Like Tony Rezko, Nayak is another one of those guys who always turns up at that ugly intersect between money and politics, and like Rezko and Blagojevich, was regarded as more than just another campaign fund-raiser for the congressman. Jackson Jr. called him a friend.

While it’s not completely clear as to whether the congressman’s “welcome” comment referred to his own home or that of his father, the Rev. Jesse Jackson, both enjoyed close relationships with Nayak, as did the congressman’s brother, Jonathan.

Nayak was probably less welcome in the congressman’s home after word later got out that he was the one who had paid to fly Jackson’s “social acquaintance” — Washington, D.C., restaurant hostess Giovana Huidobro — to Chicago for at least two visits where we can assume they got better socially acquainted.

That’s a friend indeed, which may be why Jackson doesn’t seem to have volunteered that information during his 2009 interview with ethics investigators.

The congressman did tell investigators he had known Nayak since the 1990s and that — prior to Blagojevich’s arrest — they spoke several times a week, “typically making small talk.”

It was Nayak, as a delegate to the Democratic National Convention in Denver in 2008, who was among the first to congratulate Jackson for his convention speech, the congressman said. Nayak kept calling him “senator” — which Jackson credits with helping plant the seed that he should seek Barack Obama’s seat.

Jackson’s father counted Nayak as a financial supporter of his Rainbow PUSH Coalition. According to the congressman, Nayak in 2007 also organized a trip to India for Rev. Jackson and his wife — and accompanied them.

The congressman also told the Ethics Committee that Nayak socialized with Jonathan Jackson, who told investigators he had worked with Nayak on a development deal involving a South Side bank.

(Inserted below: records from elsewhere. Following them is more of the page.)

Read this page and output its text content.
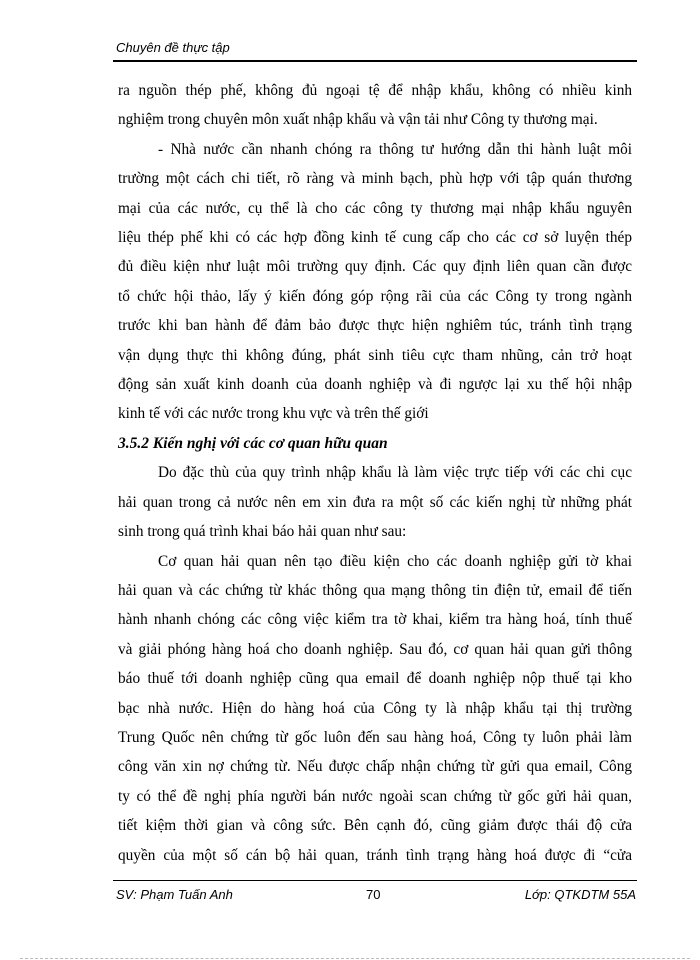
Chuyên đề thực tập

ra nguồn thép phế, không đủ ngoại tệ để nhập khẩu, không có nhiều kinh

nghiệm trong chuyên môn xuất nhập khẩu và vận tải như Công ty thương mại.

- Nhà nước cần nhanh chóng ra thông tư hướng dẫn thi hành luật môi

trường một cách chi tiết, rõ ràng và minh bạch, phù hợp với tập quán thương

mại của các nước, cụ thể là cho các công ty thương mại nhập khẩu nguyên

liệu thép phế khi có các hợp đồng kinh tế cung cấp cho các cơ sở luyện thép

đủ điều kiện như luật môi trường quy định. Các quy định liên quan cần được

tổ chức hội thảo, lấy ý kiến đóng góp rộng rãi của các Công ty trong ngành

trước khi ban hành để đảm bảo được thực hiện nghiêm túc, tránh tình trạng

vận dụng thực thi không đúng, phát sinh tiêu cực tham nhũng, cản trở hoạt

động sản xuất kinh doanh của doanh nghiệp và đi ngược lại xu thế hội nhập

kinh tế với các nước trong khu vực và trên thế giới

3.5.2 Kiến nghị với các cơ quan hữu quan

Do đặc thù của quy trình nhập khẩu là làm việc trực tiếp với các chi cục

hải quan trong cả nước nên em xin đưa ra một số các kiến nghị từ những phát

sinh trong quá trình khai báo hải quan như sau:

Cơ quan hải quan nên tạo điều kiện cho các doanh nghiệp gửi tờ khai

hải quan và các chứng từ khác thông qua mạng thông tin điện tử, email để tiến

hành nhanh chóng các công việc kiểm tra tờ khai, kiểm tra hàng hoá, tính thuế

và giải phóng hàng hoá cho doanh nghiệp. Sau đó, cơ quan hải quan gửi thông

báo thuế tới doanh nghiệp cũng qua email để doanh nghiệp nộp thuế tại kho

bạc nhà nước. Hiện do hàng hoá của Công ty là nhập khẩu tại thị trường

Trung Quốc nên chứng từ gốc luôn đến sau hàng hoá, Công ty luôn phải làm

công văn xin nợ chứng từ. Nếu được chấp nhận chứng từ gửi qua email, Công

ty có thể đề nghị phía người bán nước ngoài scan chứng từ gốc gửi hải quan,

tiết kiệm thời gian và công sức. Bên cạnh đó, cũng giảm được thái độ cửa

quyền của một số cán bộ hải quan, tránh tình trạng hàng hoá được đi “cửa

SV: Phạm Tuấn Anh	70	Lớp: QTKDTM 55A
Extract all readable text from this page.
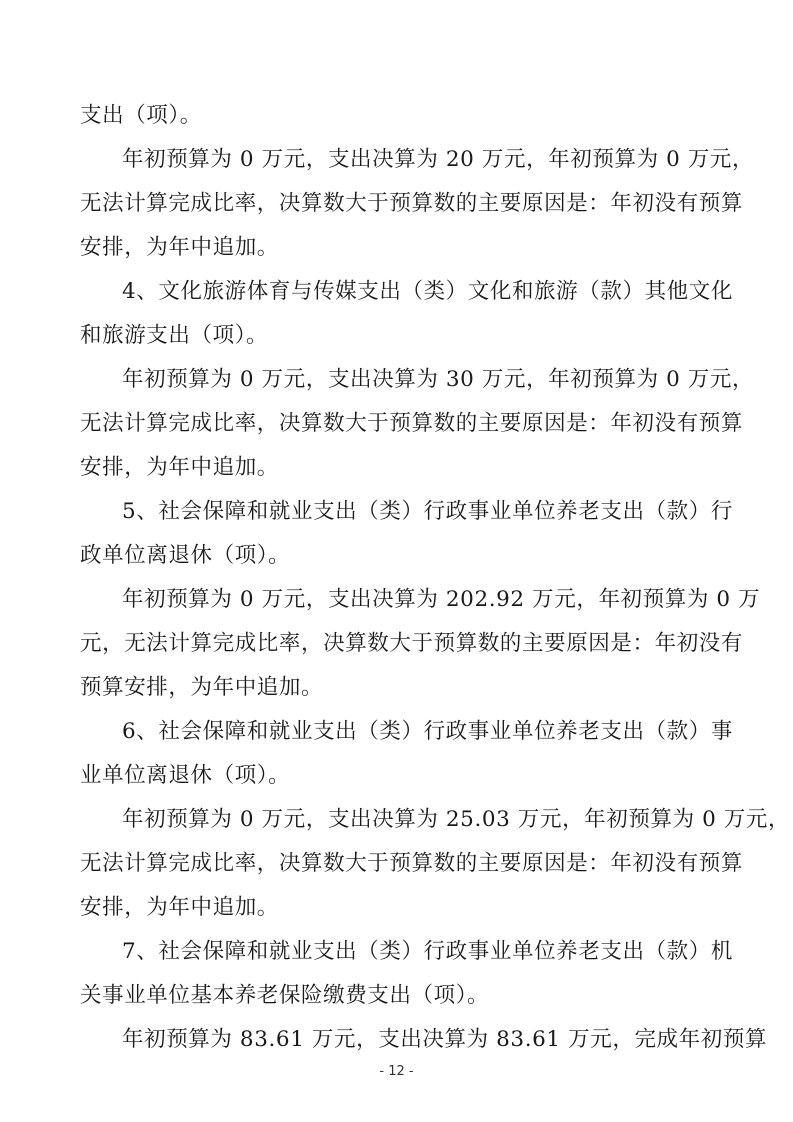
支出（项）。
年初预算为 0 万元，支出决算为 20 万元，年初预算为 0 万元，
无法计算完成比率，决算数大于预算数的主要原因是：年初没有预算
安排，为年中追加。
4、文化旅游体育与传媒支出（类）文化和旅游（款）其他文化
和旅游支出（项）。
年初预算为 0 万元，支出决算为 30 万元，年初预算为 0 万元，
无法计算完成比率，决算数大于预算数的主要原因是：年初没有预算
安排，为年中追加。
5、社会保障和就业支出（类）行政事业单位养老支出（款）行
政单位离退休（项）。
年初预算为 0 万元，支出决算为 202.92 万元，年初预算为 0 万
元，无法计算完成比率，决算数大于预算数的主要原因是：年初没有
预算安排，为年中追加。
6、社会保障和就业支出（类）行政事业单位养老支出（款）事
业单位离退休（项）。
年初预算为 0 万元，支出决算为 25.03 万元，年初预算为 0 万元，
无法计算完成比率，决算数大于预算数的主要原因是：年初没有预算
安排，为年中追加。
7、社会保障和就业支出（类）行政事业单位养老支出（款）机
关事业单位基本养老保险缴费支出（项）。
年初预算为 83.61 万元，支出决算为 83.61 万元，完成年初预算
- 12 -
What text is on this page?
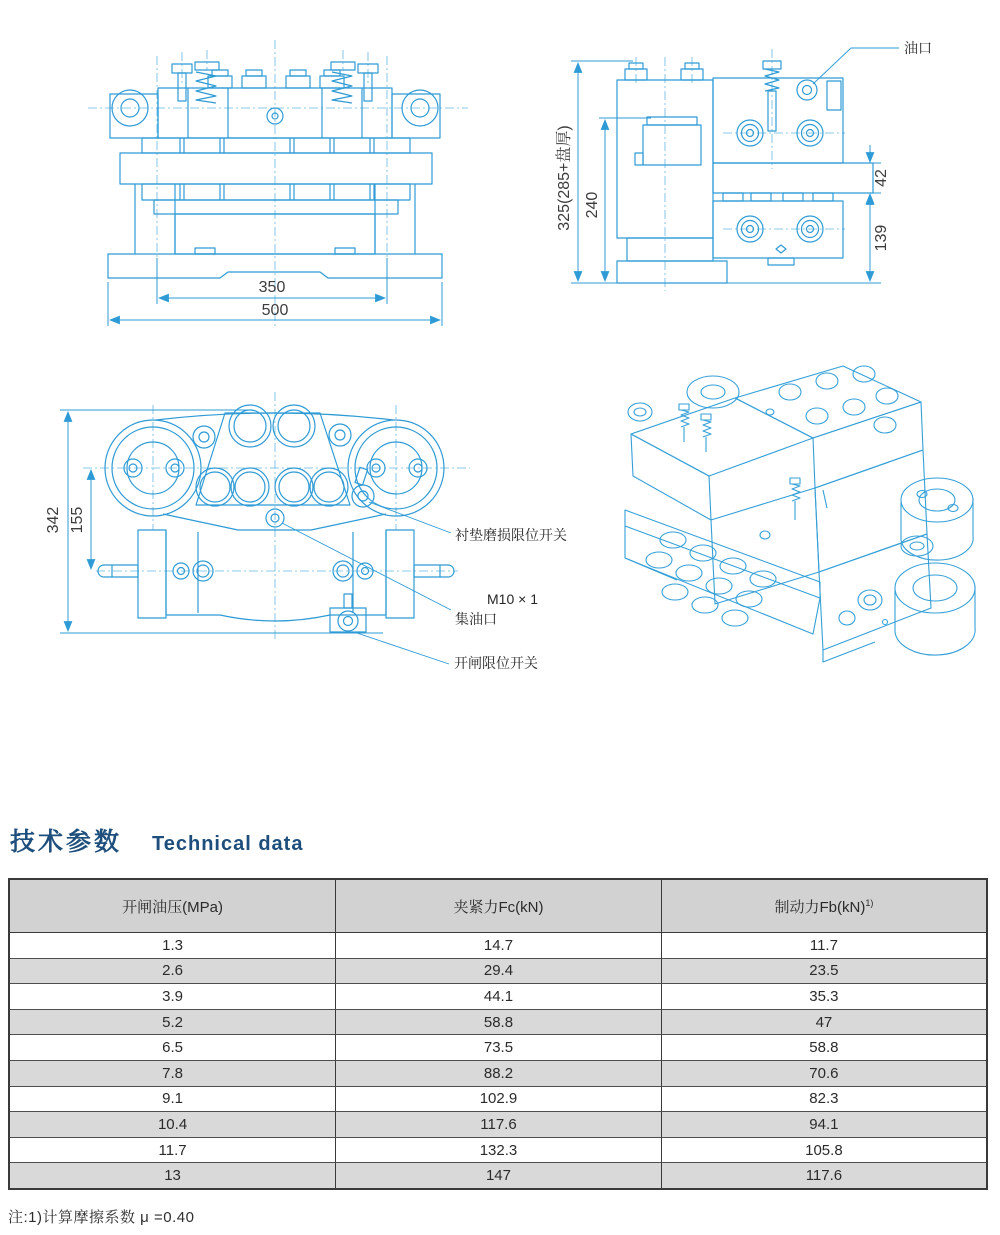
350
500
325(285+盘厚) 240
42
139
油口
342 155
衬垫磨损限位开关
M10 × 1
集油口
开闸限位开关
技术参数 Technical data
开闸油压(MPa)	夹紧力Fc(kN)	制动力Fb(kN)$^{1)}$
1.3	14.7	11.7
2.6	29.4	23.5
3.9	44.1	35.3
5.2	58.8	47
6.5	73.5	58.8
7.8	88.2	70.6
9.1	102.9	82.3
10.4	117.6	94.1
11.7	132.3	105.8
13	147	117.6
注:1)计算摩擦系数 μ =0.40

On the day of Blagojevich’s arrest, the congressman has even said he and his father held a conference call with Nayak to ask if he was one of the unnamed individuals accusing Blagojevich of trying to sell the Senate seat. Rev. Jackson suspected he was. Nayak said he was not.

Later though, Nayak agreed to cooperate with federal prosecutors against Jackson and Blagojevich, accusing the congressman of directing him to offer the then-governor millions in campaign donations for the appointment.

Jackson has steadfastly denied those accusations and has never been charged with a crime. The House Ethics case remains open.

Nayak, meanwhile, has never made it to the witness stand, presumably because he failed to disclose the criminal behavior at the heart of Wednesday’s arrest, undercutting his credibility.

Until now Nayak was one of the loose ends of Patrick Fitzgerald’s run as U.S. attorney, which ends a week from Friday. Fitzgerald has never struck me as the kind of guy who likes loose ends.

Some will wonder if Jackson is another loose end, and I can only say that if the feds thought they had a case they could prove, they would have brought it by now.

Charging Nayak at this time would not seem to bring the matter any closer to the congressman’s doorstep, not to suggest this is the end of the line.

I take particular note of one aspect of the Nayak charges — involving an accusation he laundered $2 million in checks from his surgi-center business through an Individual A, believed to be fellow Indian businessman Rajinder Bedi, in return for cash.

The indictment suggests Nayak used some if not most of that cash to pay his bribes and kickbacks to physicians, but leaves open the possibility the docs didn’t get all the money.

It gets a person to thinking about a guy who likes to pay cash bribes and who also has many friends in politics. A guy like that could be welcome in a lot of homes.